Cette tradition est presque exclusivement rurale et se vit dans des petites communautés. De fabrication artisanale et parfois rudimentaire, les costumes sont simples mais conçus de manière à faire peur. Ils terrifient souvent les enfants. Le but du jeu est de ne pas se faire reconnaître. Il faut donc changer sa démarche, contrefaire sa voix, imiter quelqu'un d'autre du village pour mystifier ceux qui «reçoivent des mi-carêmes». La mascarade consiste en un groupe de personnes déguisées qui passent de porte en porte pour divertir les gens. À chaque maison, le groupe demande : «Recevez-vous des mi-carêmes ? ». S'ils sont admis, ils se promènent au centre de la pièce en chantant, en giguant et en dansant.

Les hôtes essaient de découvrir par toutes sortes de questions ou d'invectives qui se cache derrière le masque. Pour ceux qui sont découverts, la mascarade s'arrête là ; les autres poursuivent leur chemin vers une autre maison. Les visites se terminent la plupart du temps à un endroit où une veillée est préparée. Les mi-carêmes peuvent parfois passer trois fois la même soirée, en changeant d'accoutrement pour mieux mystifier leur public. Le divertissement de la mi-carême est l'occasion d'un grand nombre de secrets et de machinations inimaginables car le défi de passer inconnu auprès des gens qui nous connaissent intimement en est l'attrait principal. 

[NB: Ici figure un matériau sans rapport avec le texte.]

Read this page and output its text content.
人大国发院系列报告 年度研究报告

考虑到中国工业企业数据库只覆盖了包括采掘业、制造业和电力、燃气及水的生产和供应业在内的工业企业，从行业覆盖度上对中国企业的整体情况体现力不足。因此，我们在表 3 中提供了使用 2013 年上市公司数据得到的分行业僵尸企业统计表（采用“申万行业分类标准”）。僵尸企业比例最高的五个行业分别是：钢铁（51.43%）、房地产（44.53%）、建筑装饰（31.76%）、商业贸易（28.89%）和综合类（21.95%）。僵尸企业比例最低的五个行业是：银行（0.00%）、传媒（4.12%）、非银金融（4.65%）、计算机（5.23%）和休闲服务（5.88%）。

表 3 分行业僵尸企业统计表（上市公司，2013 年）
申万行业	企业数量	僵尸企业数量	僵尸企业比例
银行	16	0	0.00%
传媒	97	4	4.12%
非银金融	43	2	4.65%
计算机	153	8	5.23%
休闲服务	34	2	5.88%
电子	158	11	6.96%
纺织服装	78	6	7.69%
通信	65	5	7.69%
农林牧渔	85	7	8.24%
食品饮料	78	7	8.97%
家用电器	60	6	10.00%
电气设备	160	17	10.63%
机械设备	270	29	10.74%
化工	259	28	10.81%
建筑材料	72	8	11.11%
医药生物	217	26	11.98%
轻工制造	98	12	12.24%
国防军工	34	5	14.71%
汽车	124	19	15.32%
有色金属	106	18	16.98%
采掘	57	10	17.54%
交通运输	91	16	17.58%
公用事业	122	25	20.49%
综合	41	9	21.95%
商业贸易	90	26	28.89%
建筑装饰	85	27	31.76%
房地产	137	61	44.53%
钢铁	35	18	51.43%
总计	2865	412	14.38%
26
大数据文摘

De nos jours, cette tradition est à peu près disparue mais certaines formes de mi-carême actualisées ont survécu à l'observance du carême. À Fatima aux Îles-de-la-Madeleine de même qu'à Chéticamp en Acadie, la coutume persiste. Transmise par les Acadiens, la mi-carême à Natashquan semble s'être conservée quoiqu'elle ait subi des modifications majeures depuis les années 1950.

À l'Île-aux-Coudres, la coutume occupe une place importante dans la programmation des Marsouineries, une pièce de théâtre qui relate le mode de vie des insulaires du début du siècle. Mais c'est à l'Île-aux-Grues, en face de Montmagny, que la tradition est reprise avec déploiement depuis 1975. C'est avec fierté que les insulaires s'affairent discrètement chaque année à la confection de costumes qui sont devenus plus sophistiqués. Les couturières attitrées de la mascarade conservent tous les accoutrements dans des endroits secrets jusqu'au soir des festivités où les gens de l'île viennent choisir leur costume et s'habiller.